Men ordained to the priesthood in the Mormon church can perform religious rituals, including baptisms, confirmations or blessings and can be called to lead congregations. Boys enter into the priesthood as deacons at age 12 and grow in authority and responsibility as they get older or are called to service by more senior church leaders.

Initially, about 200 people appeared to be taking part in the action, but a spokeswoman for the group put the number of participants at 510.
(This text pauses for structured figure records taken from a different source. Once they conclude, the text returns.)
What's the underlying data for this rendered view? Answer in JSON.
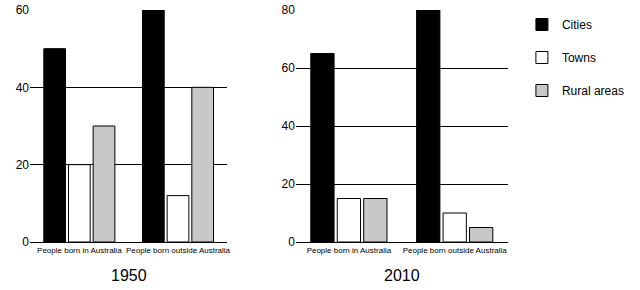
{
  "chart_data": [
    {
      "type": "bar",
      "title": "1950",
      "categories": [
        "People born in Australia",
        "People born outside Australia"
      ],
      "series": [
        {
          "name": "Cities",
          "color": "#000000",
          "values": [
            50,
            60
          ]
        },
        {
          "name": "Towns",
          "color": "#ffffff",
          "values": [
            20,
            12
          ]
        },
        {
          "name": "Rural areas",
          "color": "#c8c8c8",
          "values": [
            30,
            40
          ]
        }
      ],
      "ylim": [
        0,
        60
      ],
      "yticks": [
        0,
        20,
        40,
        60
      ],
      "grid": true,
      "legend": "right"
    },
    {
      "type": "bar",
      "title": "2010",
      "categories": [
        "People born in Australia",
        "People born outside Australia"
      ],
      "series": [
        {
          "name": "Cities",
          "color": "#000000",
          "values": [
            65,
            80
          ]
        },
        {
          "name": "Towns",
          "color": "#ffffff",
          "values": [
            15,
            10
          ]
        },
        {
          "name": "Rural areas",
          "color": "#c8c8c8",
          "values": [
            15,
            5
          ]
        }
      ],
      "ylim": [
        0,
        80
      ],
      "yticks": [
        0,
        20,
        40,
        60,
        80
      ],
      "grid": true
    }
  ]
}
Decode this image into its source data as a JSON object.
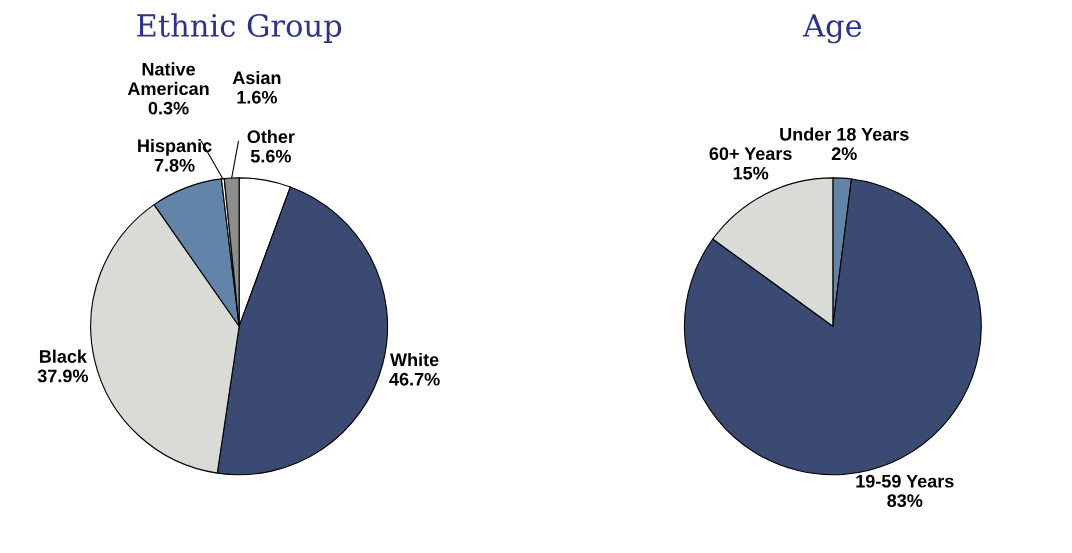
{
  "chart_data": [
    {
      "type": "pie",
      "title": "Ethnic Group",
      "categories": [
        "Other",
        "White",
        "Black",
        "Hispanic",
        "Native American",
        "Asian"
      ],
      "values": [
        5.6,
        46.7,
        37.9,
        7.8,
        0.3,
        1.6
      ],
      "value_labels": [
        "5.6%",
        "46.7%",
        "37.9%",
        "7.8%",
        "0.3%",
        "1.6%"
      ],
      "colors": [
        "#ffffff",
        "#3b4a72",
        "#d9dbd6",
        "#6284a8",
        "#ffffff",
        "#8c8c8c"
      ]
    },
    {
      "type": "pie",
      "title": "Age",
      "categories": [
        "Under 18 Years",
        "19-59 Years",
        "60+ Years"
      ],
      "values": [
        2,
        83,
        15
      ],
      "value_labels": [
        "2%",
        "83%",
        "15%"
      ],
      "colors": [
        "#6284a8",
        "#3b4a72",
        "#d9dbd6"
      ]
    }
  ]
}
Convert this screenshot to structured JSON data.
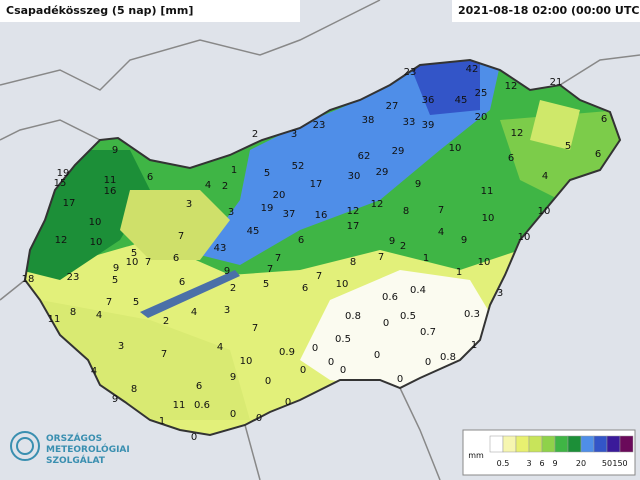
{
  "header": {
    "title": "Csapadékösszeg (5 nap) [mm]",
    "timestamp": "2021-08-18 02:00 (00:00 UTC)"
  },
  "stations": [
    "23",
    "42",
    "21",
    "12",
    "36",
    "45",
    "25",
    "27",
    "38",
    "33",
    "39",
    "20",
    "6",
    "2",
    "3",
    "23",
    "12",
    "5",
    "6",
    "9",
    "10",
    "62",
    "29",
    "52",
    "6",
    "1",
    "5",
    "30",
    "29",
    "19",
    "15",
    "11",
    "16",
    "6",
    "4",
    "2",
    "17",
    "9",
    "4",
    "3",
    "20",
    "19",
    "37",
    "16",
    "12",
    "12",
    "8",
    "7",
    "11",
    "17",
    "3",
    "45",
    "17",
    "10",
    "10",
    "12",
    "10",
    "10",
    "7",
    "6",
    "9",
    "2",
    "4",
    "9",
    "10",
    "5",
    "43",
    "7",
    "8",
    "7",
    "1",
    "10",
    "18",
    "23",
    "9",
    "5",
    "10",
    "7",
    "6",
    "9",
    "7",
    "7",
    "6",
    "10",
    "1",
    "6",
    "5",
    "2",
    "3",
    "0.6",
    "0.4",
    "11",
    "8",
    "4",
    "7",
    "5",
    "2",
    "4",
    "3",
    "0.8",
    "0.5",
    "0.3",
    "7",
    "0",
    "0.7",
    "3",
    "7",
    "4",
    "10",
    "0.9",
    "0",
    "0.5",
    "1",
    "4",
    "8",
    "6",
    "9",
    "0",
    "0",
    "0",
    "0.8",
    "0",
    "0",
    "0",
    "0",
    "9",
    "11",
    "0.6",
    "0",
    "1",
    "0",
    "0",
    "0"
  ],
  "legend": {
    "unit": "mm",
    "ticks": [
      "0.5",
      "3",
      "6",
      "9",
      "20",
      "50",
      "150"
    ]
  },
  "logo": {
    "lines": [
      "ORSZÁGOS",
      "METEOROLÓGIAI",
      "SZOLGÁLAT"
    ]
  }
}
Women are powerless in matters of church governance and can make no autonomous decisions, even at the highest levels, Kelly said.

Church officials declined an interview request in advance of Saturday’s event.

“Ordination of women to the priesthood is a matter of doctrine that is contrary to the Lord’s revealed organisation for His Church,” said last month’s church letter to the group.

Outside the gates to Temple Square, church member Nate Brown said he does not object to the idea of women in the priesthood, but does not like the tactics of Ordain Women. “I perceive [their asking] not as a civil action, but more of a challenge of church leaders,” said Brown, 59, who came from Salem, Oregon, for the conference.

Brown is not alone. A 2011 Pew Research study found Mormons overwhelmingly disapprove of women joining the lay priesthood.

But Brown said he would welcome the ordination of women if a church president, whom Mormons consider a prophet who communicates with God, changed church policies. “I believe in following the prophet,” Brown said.

Since Ordain Women first pushed their cause last fall, church leaders have taken some actions to show their regard for women. For the first time, a woman was asked to pray at the conference and the men’s priesthood meeting was broadcast live on cable television and the internet.

That is a far cry from the 1990s when the faith’s leaders excommunicated some women who advocated for gender equity, said Nadine Hansen, a lifetime church member and an attorney who published her first article about women’s ordination nearly 30 years ago. “I appreciate the changes they are making,” said Hansen. “They are listening.”